You are looking for the -r option. This is a non-standard option which is often implemented (check your xargs manual).

From the GNU xargs manual:


If the standard input does not contain any nonblanks, do not run the command. Normally, the command is run once even if there is no input. This option is a GNU extension.

From the manual on an OpenBSD system:


Do not run the command if there are no arguments. Normally the command is executed at least once even if there are no arguments.

On FreeBSD and macOS, this is the default behaviour. xargs on AIX and Solaris does not have a -r option, and it is unknown what the default behaviour is (I don’t have access to an AIX or Solaris system).

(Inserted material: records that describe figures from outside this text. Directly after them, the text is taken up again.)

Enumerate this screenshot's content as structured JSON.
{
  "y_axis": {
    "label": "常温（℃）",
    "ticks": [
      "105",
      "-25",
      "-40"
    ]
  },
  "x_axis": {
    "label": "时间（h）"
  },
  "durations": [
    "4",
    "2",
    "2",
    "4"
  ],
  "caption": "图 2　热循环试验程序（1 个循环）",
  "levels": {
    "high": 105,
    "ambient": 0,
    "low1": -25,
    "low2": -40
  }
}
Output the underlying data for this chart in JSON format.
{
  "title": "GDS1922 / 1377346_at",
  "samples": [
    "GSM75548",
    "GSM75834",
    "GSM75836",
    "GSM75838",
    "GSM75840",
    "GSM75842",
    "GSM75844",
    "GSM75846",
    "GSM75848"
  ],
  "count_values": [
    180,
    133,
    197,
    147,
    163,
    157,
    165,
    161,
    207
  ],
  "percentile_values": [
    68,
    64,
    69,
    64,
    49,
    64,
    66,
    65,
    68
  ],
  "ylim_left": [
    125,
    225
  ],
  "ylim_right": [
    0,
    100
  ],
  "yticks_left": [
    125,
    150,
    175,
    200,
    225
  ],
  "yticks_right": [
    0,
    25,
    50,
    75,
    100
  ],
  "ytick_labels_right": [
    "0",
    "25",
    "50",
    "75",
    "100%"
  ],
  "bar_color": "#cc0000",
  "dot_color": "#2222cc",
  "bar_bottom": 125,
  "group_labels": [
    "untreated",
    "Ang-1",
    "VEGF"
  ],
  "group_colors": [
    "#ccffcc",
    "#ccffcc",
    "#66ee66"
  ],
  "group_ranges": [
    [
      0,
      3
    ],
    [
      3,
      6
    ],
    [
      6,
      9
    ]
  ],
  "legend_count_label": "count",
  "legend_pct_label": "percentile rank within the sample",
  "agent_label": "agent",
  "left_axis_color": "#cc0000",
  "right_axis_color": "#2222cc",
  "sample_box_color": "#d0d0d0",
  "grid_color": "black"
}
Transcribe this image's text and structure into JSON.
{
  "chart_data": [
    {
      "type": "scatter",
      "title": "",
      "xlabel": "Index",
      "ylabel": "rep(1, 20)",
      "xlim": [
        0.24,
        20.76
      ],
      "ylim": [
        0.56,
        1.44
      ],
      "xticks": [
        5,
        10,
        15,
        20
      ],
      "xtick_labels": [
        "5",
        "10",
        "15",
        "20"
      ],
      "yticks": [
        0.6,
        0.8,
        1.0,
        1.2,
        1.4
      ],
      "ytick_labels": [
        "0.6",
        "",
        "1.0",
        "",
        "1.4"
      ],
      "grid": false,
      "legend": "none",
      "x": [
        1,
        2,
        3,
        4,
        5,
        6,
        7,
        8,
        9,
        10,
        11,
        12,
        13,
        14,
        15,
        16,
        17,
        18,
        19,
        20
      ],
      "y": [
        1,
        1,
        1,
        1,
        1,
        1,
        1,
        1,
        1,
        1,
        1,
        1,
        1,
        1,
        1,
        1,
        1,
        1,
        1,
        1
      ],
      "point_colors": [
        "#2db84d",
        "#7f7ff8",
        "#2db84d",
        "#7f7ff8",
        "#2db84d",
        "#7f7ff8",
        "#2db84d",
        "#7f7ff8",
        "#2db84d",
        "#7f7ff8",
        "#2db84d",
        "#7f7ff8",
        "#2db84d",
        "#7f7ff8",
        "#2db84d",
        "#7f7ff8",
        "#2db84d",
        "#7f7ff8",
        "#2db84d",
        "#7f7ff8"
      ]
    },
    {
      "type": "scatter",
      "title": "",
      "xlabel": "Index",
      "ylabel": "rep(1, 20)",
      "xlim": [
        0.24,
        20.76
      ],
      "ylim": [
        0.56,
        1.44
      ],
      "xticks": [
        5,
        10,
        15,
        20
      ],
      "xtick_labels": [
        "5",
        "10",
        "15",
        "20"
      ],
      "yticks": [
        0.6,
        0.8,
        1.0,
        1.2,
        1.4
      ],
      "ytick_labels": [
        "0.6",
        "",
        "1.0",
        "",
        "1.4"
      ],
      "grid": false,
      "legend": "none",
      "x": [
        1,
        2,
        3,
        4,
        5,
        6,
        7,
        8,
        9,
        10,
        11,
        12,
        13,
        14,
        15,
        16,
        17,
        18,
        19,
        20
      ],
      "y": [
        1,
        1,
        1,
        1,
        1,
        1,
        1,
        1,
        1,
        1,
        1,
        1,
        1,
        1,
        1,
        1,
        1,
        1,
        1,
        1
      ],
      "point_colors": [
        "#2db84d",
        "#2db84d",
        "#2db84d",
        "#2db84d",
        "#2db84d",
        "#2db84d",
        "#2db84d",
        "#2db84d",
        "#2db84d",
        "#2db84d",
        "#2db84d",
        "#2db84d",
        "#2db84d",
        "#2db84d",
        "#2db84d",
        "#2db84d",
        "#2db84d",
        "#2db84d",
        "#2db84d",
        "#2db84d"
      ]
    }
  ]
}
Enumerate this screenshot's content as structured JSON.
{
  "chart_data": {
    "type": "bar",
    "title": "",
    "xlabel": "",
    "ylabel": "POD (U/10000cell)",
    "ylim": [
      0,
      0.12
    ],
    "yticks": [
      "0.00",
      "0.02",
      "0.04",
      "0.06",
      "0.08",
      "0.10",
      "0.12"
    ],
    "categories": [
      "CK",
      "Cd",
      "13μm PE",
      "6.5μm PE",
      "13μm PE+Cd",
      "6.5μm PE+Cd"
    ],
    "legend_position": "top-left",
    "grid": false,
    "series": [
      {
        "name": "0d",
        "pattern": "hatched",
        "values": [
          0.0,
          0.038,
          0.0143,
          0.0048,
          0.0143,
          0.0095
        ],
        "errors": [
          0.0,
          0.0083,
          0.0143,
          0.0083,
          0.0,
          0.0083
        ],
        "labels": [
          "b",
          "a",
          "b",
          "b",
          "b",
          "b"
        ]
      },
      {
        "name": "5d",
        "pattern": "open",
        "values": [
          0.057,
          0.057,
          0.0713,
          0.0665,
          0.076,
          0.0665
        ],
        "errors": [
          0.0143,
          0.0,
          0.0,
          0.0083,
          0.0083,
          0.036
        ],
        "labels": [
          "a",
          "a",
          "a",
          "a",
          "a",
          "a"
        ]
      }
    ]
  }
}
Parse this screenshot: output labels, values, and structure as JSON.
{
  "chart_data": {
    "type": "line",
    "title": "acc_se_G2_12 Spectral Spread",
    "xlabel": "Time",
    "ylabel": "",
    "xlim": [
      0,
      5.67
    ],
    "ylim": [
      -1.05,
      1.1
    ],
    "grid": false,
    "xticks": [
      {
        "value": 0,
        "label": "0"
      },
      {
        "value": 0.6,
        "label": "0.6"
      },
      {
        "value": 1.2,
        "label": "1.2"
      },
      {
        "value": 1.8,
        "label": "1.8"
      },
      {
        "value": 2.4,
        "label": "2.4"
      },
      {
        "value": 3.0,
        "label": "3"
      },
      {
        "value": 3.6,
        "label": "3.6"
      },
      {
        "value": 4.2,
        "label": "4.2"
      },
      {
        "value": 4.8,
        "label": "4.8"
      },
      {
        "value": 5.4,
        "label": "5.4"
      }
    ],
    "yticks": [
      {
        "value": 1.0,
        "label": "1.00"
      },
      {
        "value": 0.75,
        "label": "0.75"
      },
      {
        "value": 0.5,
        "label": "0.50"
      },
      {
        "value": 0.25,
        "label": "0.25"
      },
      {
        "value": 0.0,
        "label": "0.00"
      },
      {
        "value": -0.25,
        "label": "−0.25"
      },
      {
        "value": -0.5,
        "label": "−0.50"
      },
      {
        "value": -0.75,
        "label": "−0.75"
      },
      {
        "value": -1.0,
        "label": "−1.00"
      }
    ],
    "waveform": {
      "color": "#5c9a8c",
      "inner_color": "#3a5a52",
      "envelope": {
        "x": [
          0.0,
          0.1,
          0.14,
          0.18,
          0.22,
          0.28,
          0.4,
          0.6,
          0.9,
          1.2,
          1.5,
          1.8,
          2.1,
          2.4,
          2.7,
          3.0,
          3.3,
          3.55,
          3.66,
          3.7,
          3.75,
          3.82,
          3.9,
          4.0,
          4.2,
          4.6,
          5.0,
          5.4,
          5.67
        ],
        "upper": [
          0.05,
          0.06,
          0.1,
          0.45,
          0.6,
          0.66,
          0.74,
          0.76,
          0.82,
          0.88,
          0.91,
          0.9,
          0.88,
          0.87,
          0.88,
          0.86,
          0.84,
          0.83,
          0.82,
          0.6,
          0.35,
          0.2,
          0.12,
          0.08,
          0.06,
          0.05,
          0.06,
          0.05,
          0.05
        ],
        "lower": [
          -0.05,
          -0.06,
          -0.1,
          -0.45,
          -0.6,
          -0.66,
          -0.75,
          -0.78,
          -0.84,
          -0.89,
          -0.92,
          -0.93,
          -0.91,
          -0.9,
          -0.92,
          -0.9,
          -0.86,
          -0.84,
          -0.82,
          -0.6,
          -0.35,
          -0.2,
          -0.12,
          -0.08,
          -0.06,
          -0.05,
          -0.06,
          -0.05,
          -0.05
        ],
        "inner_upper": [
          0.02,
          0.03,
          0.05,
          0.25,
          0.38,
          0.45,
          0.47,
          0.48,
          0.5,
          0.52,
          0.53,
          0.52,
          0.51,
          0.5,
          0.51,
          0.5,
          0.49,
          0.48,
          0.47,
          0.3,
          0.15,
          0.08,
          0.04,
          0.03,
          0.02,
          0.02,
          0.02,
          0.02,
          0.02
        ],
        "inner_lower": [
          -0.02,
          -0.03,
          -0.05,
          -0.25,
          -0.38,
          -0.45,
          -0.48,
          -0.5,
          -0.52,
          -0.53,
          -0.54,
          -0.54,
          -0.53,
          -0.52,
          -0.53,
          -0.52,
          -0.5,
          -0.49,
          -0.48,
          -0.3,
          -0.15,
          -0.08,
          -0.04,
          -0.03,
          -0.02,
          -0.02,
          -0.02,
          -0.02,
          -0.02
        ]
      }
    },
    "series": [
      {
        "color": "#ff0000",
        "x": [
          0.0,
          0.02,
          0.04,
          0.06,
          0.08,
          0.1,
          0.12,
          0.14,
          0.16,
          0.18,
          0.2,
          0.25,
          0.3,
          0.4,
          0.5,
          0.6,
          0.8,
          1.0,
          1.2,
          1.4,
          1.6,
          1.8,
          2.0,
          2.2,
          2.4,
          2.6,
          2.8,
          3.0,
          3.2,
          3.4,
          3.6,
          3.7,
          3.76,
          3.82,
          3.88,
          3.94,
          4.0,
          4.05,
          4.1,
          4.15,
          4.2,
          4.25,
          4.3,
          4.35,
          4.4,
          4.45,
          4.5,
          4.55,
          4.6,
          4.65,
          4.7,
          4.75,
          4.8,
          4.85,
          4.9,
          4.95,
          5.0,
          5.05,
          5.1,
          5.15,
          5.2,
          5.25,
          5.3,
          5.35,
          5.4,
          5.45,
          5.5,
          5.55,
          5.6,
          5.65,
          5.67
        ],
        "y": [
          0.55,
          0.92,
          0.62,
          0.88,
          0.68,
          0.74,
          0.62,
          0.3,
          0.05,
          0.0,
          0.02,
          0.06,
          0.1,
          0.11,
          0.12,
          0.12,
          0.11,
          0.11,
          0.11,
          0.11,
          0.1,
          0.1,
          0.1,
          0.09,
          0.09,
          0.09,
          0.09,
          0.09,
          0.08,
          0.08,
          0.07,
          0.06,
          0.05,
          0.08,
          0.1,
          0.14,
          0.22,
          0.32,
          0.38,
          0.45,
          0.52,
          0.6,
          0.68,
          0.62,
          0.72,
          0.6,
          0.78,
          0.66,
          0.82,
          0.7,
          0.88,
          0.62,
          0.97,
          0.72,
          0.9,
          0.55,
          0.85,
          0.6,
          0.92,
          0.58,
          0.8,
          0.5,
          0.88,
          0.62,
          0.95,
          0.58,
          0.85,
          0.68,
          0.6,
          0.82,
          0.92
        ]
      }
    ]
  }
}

One work-around on systems with no -r flag for xargs (and where running the utility at east once is the default behaviour) is to use

something | xargs sh -c '[ "$#" -gt 0 ] && utility "$@"' sh

(or something like it; note that the trailing sh is required) where utility is the utility that you’d like to run with xargs, and where something produces some arguments.

The short shell script [ "$#" -gt 0 ] && utility "$@" tests whether it was given any arguments, and if so, it runs the utility with those arguments.

On macOS, -r is not an accepted option, but it is the default behaviour, as on FreeBSD.